DONNY: The repetition is bad, but the blank backgrounds are even worse.

ROBERT: We think we understand what you’re doing here. These are very serious topics and you think very serious topics don’t need to be gussied up by production values in order to resonate with viewers. Or that the message will somehow be degraded if you use a bit of artistry. Surely the beautiful people in front of a blinding white or hushed grey-black sheet will get the point across to the plebs.

PEG: But c’mon! You’re Hollywood big shots! You can spring for some green screens or CGI or something, right?

ROBERT: Or at least hire an editor to jazz things up a bit?

DONNY: For God’s sake, there’s more drama and tension in this ad from a milquetoast Midwestern GOP governor who never stood a chance at winning his party’s nomination than there is in any of the three advertisements starring A-list movie star talent above:

PEG: Laugh at the Michael Bay-ification of political ads all you want — chortle at the overly dramatic camera angles; giggle at the montage of scenes of American greatness; titter at the grandiose voice-over; snigger at the lens flares — but I’d watch what that ad is selling.

ROBERT: I’d follow that man.

DONNY: I’d vote for that dude.

PEG: It’s not like things have always been this bad. But you’ve made us all wish for the halcyon days when Lena Dunham was talking about her “first time” with Barack Obama.

ROBERT: Sure, that was kind of creepy — treating voting like sex is strange, the ultimate effort to make the personal political — but it was snazzily edited and she had, like, some pillows sitting around her so we weren’t wondering if she had been locked in a basement and forced to read a confession into a camera.

DONNY: Quit filming political ads like hostage videos.

PEG: Like hostage videos.

ROBERT: Like hostage videos.

DONNY: Great, now they’ve got us doing it.
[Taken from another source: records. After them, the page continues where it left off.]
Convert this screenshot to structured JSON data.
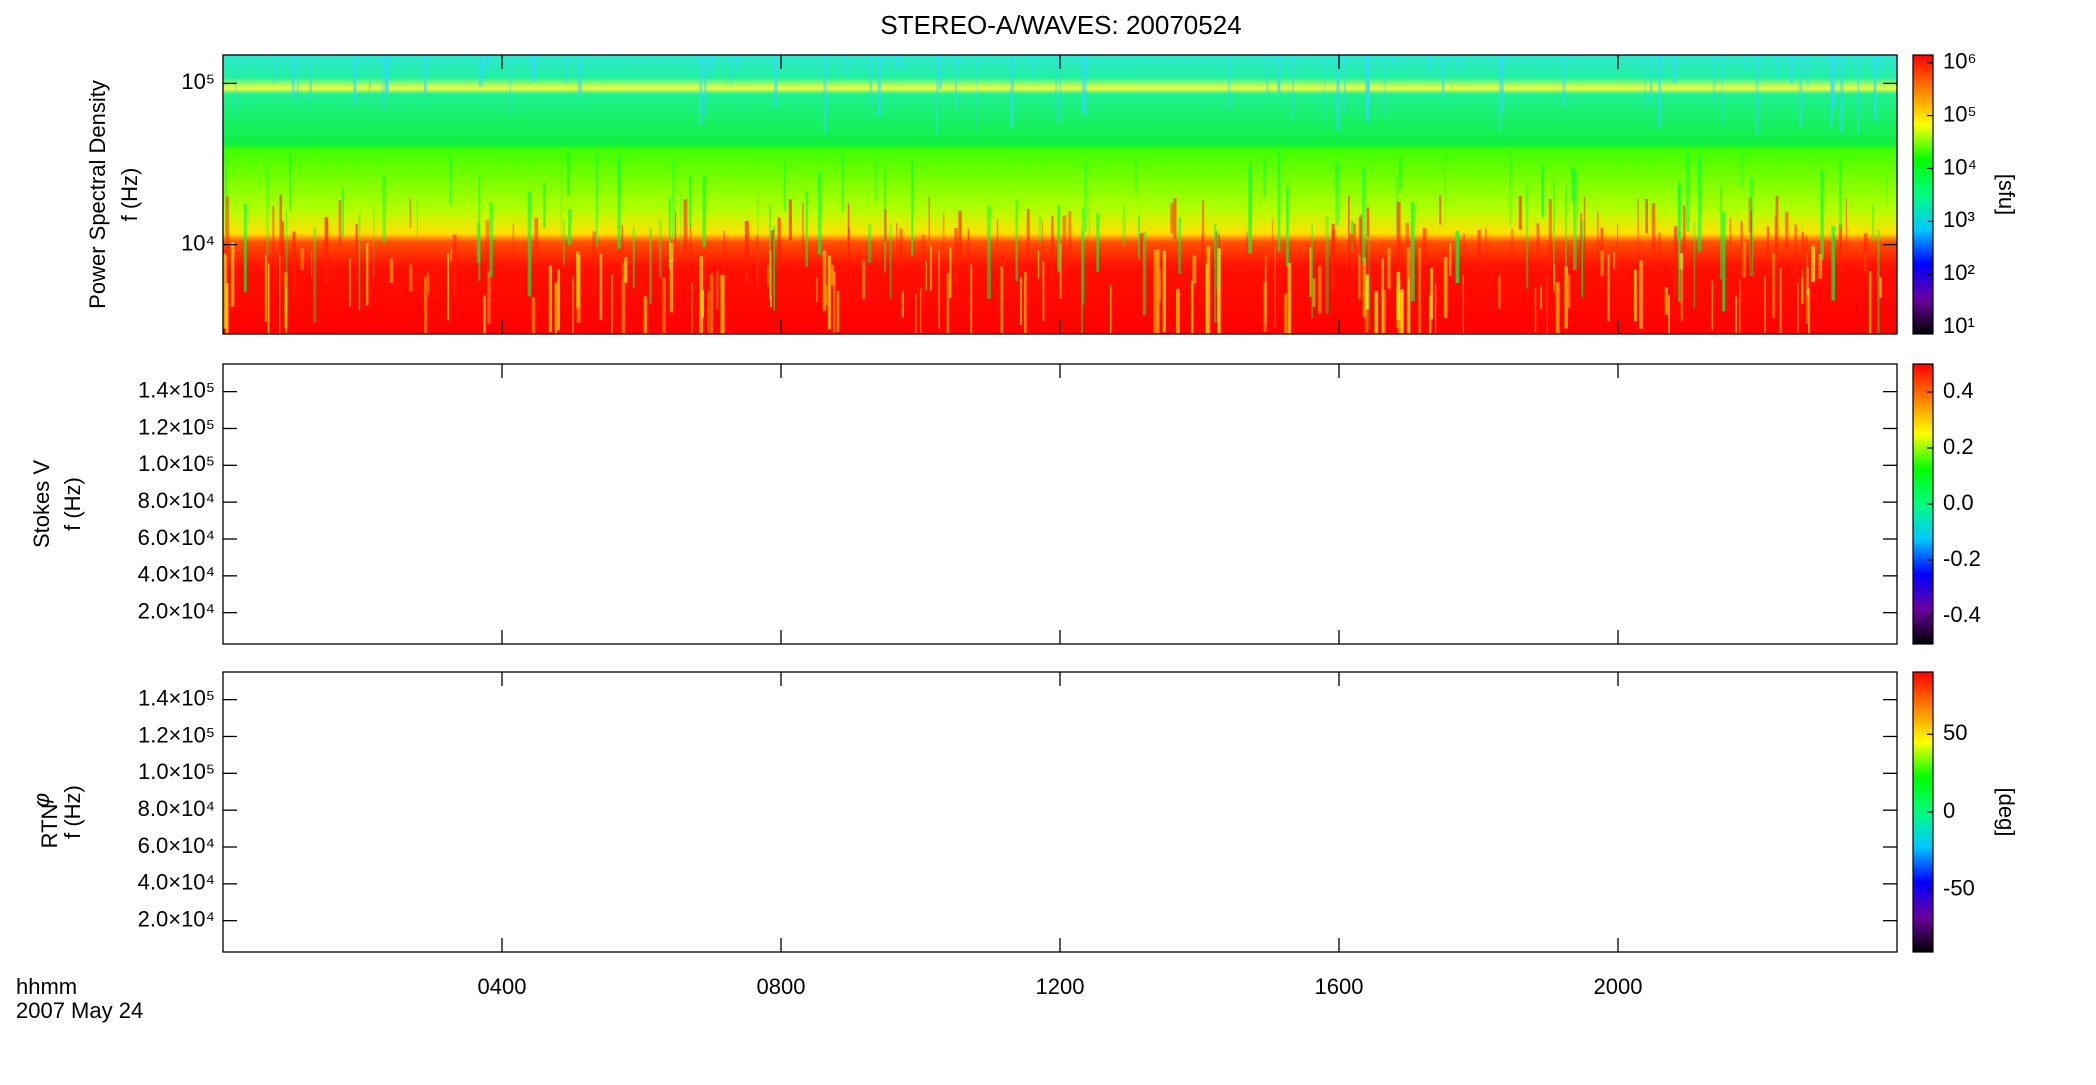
{
  "title": "STEREO-A/WAVES: 20070524",
  "x_label": [
    "hhmm",
    "2007 May 24"
  ],
  "chart_data": [
    {
      "type": "spectrogram",
      "ylabel": [
        "Power Spectral Density",
        "f (Hz)"
      ],
      "xlim": [
        0,
        24
      ],
      "ylim": [
        2790,
        150000
      ],
      "ylog": true,
      "yticks": [
        {
          "value": 10000,
          "label": "10⁴"
        },
        {
          "value": 100000,
          "label": "10⁵"
        }
      ],
      "colorbar": {
        "lim": [
          7.4,
          1400000
        ],
        "log": true,
        "label": "[sfu]",
        "ticks": [
          {
            "value": 10,
            "label": "10¹"
          },
          {
            "value": 100,
            "label": "10²"
          },
          {
            "value": 1000,
            "label": "10³"
          },
          {
            "value": 10000,
            "label": "10⁴"
          },
          {
            "value": 100000,
            "label": "10⁵"
          },
          {
            "value": 1000000,
            "label": "10⁶"
          }
        ],
        "colors": [
          "#000000",
          "#6a00a0",
          "#0000ff",
          "#00c8ff",
          "#00ff80",
          "#00ff00",
          "#ffff00",
          "#ff8000",
          "#ff0000"
        ]
      }
    },
    {
      "type": "spectrogram",
      "ylabel": [
        "Stokes V",
        "f (Hz)"
      ],
      "xlim": [
        0,
        24
      ],
      "ylim": [
        3000,
        155000
      ],
      "ylog": false,
      "yticks": [
        {
          "value": 20000,
          "label": "2.0×10⁴"
        },
        {
          "value": 40000,
          "label": "4.0×10⁴"
        },
        {
          "value": 60000,
          "label": "6.0×10⁴"
        },
        {
          "value": 80000,
          "label": "8.0×10⁴"
        },
        {
          "value": 100000,
          "label": "1.0×10⁵"
        },
        {
          "value": 120000,
          "label": "1.2×10⁵"
        },
        {
          "value": 140000,
          "label": "1.4×10⁵"
        }
      ],
      "colorbar": {
        "lim": [
          -0.5,
          0.5
        ],
        "log": false,
        "ticks": [
          -0.4,
          -0.2,
          {
            "value": 0,
            "label": "0.0"
          },
          0.2,
          0.4
        ],
        "colors": [
          "#000000",
          "#6a00a0",
          "#0000ff",
          "#00c8ff",
          "#00ff80",
          "#00ff00",
          "#ffff00",
          "#ff8000",
          "#ff0000"
        ]
      }
    },
    {
      "type": "spectrogram",
      "ylabel_symbol": "φ",
      "ylabel_subscript": "RTN",
      "ylabel": [
        "f (Hz)"
      ],
      "xlim": [
        0,
        24
      ],
      "ylim": [
        3000,
        155000
      ],
      "ylog": false,
      "yticks": [
        {
          "value": 20000,
          "label": "2.0×10⁴"
        },
        {
          "value": 40000,
          "label": "4.0×10⁴"
        },
        {
          "value": 60000,
          "label": "6.0×10⁴"
        },
        {
          "value": 80000,
          "label": "8.0×10⁴"
        },
        {
          "value": 100000,
          "label": "1.0×10⁵"
        },
        {
          "value": 120000,
          "label": "1.2×10⁵"
        },
        {
          "value": 140000,
          "label": "1.4×10⁵"
        }
      ],
      "xticks": [
        {
          "value": 4,
          "label": "0400"
        },
        {
          "value": 8,
          "label": "0800"
        },
        {
          "value": 12,
          "label": "1200"
        },
        {
          "value": 16,
          "label": "1600"
        },
        {
          "value": 20,
          "label": "2000"
        }
      ],
      "colorbar": {
        "lim": [
          -90,
          90
        ],
        "log": false,
        "label": "[deg]",
        "ticks": [
          -50,
          0,
          50
        ],
        "colors": [
          "#000000",
          "#6a00a0",
          "#0000ff",
          "#00c8ff",
          "#00ff80",
          "#00ff00",
          "#ffff00",
          "#ff8000",
          "#ff0000"
        ]
      }
    }
  ]
}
ROBERT: Anyway, you guys have the best marketing departments in the world. You Hollywood folks grossed $11.372 billion last year with a slate of total junk!

PEG: [muttering] Well, not total, I mean, “Arrival” was pretty good and so was “Hell or High Water” and “Hail, Caesar!” and —

DONNY: [interrupting] Our point is that you can do better.

ROBERT: And if you want to change people’s minds —

PEG: — rather than simply making yourself feel better by showing how enlightened you are —

ROBERT: — you’re going to have to do better.